My gaze cut to the backpack in the corner made from a patchwork of jeans my mother had sewn together. Her embroidery looked quaint and old-world compared to the Spiderman and Barbie backpacks of other children my age. Of course, the other kids weren’t immigrants like we were either.
“Or you could watch the television,” Papa winked.
Usually that would have filled me with joy since my mother only let me watch three hours on the weekend, and I’d already filled my quota yesterday, but nothing could lighten the weight on my heart.
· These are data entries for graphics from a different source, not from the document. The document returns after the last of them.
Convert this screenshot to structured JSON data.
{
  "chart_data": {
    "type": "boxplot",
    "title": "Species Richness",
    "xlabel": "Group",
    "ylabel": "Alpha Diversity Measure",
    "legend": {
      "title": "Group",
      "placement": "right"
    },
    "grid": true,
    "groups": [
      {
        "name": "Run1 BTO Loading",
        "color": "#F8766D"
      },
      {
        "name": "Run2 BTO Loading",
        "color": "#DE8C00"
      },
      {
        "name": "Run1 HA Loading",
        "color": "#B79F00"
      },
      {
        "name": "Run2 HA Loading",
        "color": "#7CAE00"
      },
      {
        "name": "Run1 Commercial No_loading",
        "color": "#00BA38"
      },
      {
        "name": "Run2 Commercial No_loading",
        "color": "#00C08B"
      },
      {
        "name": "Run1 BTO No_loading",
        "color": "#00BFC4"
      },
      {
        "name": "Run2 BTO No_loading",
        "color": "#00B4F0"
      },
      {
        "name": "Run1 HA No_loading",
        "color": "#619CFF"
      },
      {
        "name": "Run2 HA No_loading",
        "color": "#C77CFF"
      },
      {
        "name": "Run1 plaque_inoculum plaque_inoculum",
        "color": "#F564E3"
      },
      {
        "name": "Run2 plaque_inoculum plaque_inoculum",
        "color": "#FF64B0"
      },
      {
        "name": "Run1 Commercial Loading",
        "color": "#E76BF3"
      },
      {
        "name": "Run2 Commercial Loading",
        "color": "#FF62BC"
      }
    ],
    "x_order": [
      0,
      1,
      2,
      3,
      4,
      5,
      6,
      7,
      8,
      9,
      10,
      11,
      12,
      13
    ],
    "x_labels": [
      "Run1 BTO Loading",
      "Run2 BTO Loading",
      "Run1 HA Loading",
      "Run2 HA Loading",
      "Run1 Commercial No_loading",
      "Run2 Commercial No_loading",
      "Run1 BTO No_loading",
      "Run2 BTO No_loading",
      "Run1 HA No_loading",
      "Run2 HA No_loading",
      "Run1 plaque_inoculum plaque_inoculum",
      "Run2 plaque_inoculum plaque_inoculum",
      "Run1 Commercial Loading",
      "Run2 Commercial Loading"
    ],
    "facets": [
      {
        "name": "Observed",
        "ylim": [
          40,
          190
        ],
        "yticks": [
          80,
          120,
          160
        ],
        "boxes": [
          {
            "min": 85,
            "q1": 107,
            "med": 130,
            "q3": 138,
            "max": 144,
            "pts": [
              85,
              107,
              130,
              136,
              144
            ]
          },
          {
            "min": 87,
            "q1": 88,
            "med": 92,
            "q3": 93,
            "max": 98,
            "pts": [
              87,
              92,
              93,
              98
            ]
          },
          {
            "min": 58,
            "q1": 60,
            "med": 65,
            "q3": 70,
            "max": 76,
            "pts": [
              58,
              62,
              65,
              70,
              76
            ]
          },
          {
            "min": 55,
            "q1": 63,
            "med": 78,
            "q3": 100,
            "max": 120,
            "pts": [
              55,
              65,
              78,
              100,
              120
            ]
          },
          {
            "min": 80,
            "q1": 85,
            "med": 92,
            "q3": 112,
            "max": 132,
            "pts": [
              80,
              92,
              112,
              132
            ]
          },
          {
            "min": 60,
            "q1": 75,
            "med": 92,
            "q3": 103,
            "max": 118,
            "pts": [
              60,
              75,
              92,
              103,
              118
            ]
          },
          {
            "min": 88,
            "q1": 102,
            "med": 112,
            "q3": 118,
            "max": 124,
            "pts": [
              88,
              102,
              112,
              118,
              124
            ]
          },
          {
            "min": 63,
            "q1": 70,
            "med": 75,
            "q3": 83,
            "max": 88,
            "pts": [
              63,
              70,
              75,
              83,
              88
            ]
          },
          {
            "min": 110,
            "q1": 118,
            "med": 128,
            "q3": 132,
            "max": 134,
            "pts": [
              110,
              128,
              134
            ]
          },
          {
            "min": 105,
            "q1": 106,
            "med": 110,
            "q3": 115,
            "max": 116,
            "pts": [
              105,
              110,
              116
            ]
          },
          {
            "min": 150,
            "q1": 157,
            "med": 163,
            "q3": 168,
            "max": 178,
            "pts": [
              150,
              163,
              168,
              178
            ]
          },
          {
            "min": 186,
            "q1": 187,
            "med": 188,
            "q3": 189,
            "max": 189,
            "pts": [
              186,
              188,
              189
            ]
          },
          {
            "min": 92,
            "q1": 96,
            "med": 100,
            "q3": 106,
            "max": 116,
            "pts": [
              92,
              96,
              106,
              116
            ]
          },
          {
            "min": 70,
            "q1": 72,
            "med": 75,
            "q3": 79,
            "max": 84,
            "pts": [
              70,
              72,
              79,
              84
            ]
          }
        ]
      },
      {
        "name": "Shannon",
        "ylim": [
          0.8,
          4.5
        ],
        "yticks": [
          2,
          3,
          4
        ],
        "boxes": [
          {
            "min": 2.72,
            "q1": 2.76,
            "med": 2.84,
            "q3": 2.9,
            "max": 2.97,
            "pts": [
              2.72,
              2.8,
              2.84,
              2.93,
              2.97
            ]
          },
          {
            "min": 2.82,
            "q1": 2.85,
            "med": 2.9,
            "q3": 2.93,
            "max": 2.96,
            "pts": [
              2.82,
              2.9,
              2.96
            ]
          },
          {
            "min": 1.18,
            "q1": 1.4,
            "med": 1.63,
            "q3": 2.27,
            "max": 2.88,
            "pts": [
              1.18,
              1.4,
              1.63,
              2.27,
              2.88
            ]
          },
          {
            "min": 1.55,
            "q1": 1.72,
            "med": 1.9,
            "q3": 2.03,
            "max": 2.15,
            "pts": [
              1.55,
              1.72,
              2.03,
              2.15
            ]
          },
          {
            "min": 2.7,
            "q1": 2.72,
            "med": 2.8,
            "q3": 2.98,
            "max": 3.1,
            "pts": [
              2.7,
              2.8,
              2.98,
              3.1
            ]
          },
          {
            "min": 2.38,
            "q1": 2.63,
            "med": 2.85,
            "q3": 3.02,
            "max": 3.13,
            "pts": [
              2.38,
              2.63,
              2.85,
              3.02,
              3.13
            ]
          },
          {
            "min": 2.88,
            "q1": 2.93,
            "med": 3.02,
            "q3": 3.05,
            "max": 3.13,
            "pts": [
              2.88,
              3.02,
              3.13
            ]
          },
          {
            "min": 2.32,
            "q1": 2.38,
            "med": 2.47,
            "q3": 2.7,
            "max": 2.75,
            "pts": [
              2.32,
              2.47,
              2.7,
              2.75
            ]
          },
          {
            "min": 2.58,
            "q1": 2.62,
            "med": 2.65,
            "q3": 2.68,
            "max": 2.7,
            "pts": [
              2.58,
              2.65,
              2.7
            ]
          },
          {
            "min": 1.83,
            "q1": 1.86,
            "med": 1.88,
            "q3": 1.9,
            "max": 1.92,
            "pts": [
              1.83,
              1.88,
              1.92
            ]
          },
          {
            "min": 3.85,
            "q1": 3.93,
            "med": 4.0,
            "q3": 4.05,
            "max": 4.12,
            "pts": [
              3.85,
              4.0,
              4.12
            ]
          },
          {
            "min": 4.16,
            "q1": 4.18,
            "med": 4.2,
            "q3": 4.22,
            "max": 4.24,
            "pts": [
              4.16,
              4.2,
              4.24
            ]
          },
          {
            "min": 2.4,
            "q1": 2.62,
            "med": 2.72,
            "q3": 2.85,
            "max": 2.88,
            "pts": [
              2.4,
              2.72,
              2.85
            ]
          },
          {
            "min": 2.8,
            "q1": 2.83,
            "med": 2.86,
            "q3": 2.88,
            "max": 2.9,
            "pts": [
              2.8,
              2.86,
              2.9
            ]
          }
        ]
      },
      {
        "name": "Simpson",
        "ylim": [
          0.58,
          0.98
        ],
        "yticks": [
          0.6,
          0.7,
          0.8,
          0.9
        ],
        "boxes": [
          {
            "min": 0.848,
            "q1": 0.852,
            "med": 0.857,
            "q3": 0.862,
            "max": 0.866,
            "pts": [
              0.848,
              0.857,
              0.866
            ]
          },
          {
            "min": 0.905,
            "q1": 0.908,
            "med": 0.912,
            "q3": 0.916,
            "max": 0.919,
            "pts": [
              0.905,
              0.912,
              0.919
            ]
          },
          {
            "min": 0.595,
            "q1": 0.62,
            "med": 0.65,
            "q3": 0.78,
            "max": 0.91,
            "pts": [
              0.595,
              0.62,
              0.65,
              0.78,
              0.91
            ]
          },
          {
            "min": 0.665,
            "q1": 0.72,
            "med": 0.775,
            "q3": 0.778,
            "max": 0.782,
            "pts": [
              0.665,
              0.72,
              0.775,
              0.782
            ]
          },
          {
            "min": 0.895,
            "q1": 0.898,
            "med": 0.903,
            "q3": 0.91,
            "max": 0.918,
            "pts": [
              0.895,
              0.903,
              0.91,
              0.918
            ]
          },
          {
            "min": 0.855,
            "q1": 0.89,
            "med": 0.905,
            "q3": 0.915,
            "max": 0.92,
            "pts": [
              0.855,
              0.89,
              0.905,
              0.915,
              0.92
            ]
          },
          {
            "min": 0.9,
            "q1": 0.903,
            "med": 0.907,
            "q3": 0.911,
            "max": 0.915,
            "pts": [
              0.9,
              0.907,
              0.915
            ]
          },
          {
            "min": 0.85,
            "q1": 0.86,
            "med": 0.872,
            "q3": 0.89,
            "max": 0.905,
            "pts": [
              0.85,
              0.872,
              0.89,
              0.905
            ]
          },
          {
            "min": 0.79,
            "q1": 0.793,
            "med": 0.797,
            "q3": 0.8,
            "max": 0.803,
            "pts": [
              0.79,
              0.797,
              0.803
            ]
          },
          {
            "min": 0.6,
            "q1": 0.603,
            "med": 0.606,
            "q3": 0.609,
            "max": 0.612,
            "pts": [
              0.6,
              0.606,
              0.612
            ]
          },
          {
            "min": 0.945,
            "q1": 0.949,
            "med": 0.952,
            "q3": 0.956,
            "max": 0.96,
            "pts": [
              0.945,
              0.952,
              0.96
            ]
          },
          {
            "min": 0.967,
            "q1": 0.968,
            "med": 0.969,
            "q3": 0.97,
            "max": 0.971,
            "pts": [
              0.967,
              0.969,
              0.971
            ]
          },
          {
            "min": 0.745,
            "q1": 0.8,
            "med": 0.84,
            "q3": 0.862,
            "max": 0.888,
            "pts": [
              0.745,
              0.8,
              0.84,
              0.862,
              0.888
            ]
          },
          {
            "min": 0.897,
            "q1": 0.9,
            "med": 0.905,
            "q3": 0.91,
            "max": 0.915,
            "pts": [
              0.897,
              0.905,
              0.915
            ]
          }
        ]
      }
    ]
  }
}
I watched from the window as Papa skipped down the muddy path through our field and into the neighbor’s. He came back an hour later carrying her in his arms. His face was stricken, eyes glazed and unseeing. He’d wrapped her up in her cloak, but there wasn’t enough fabric to disguise the crimson stains on her white dress. Her arm was covered in bruises. Gashes marred her skin.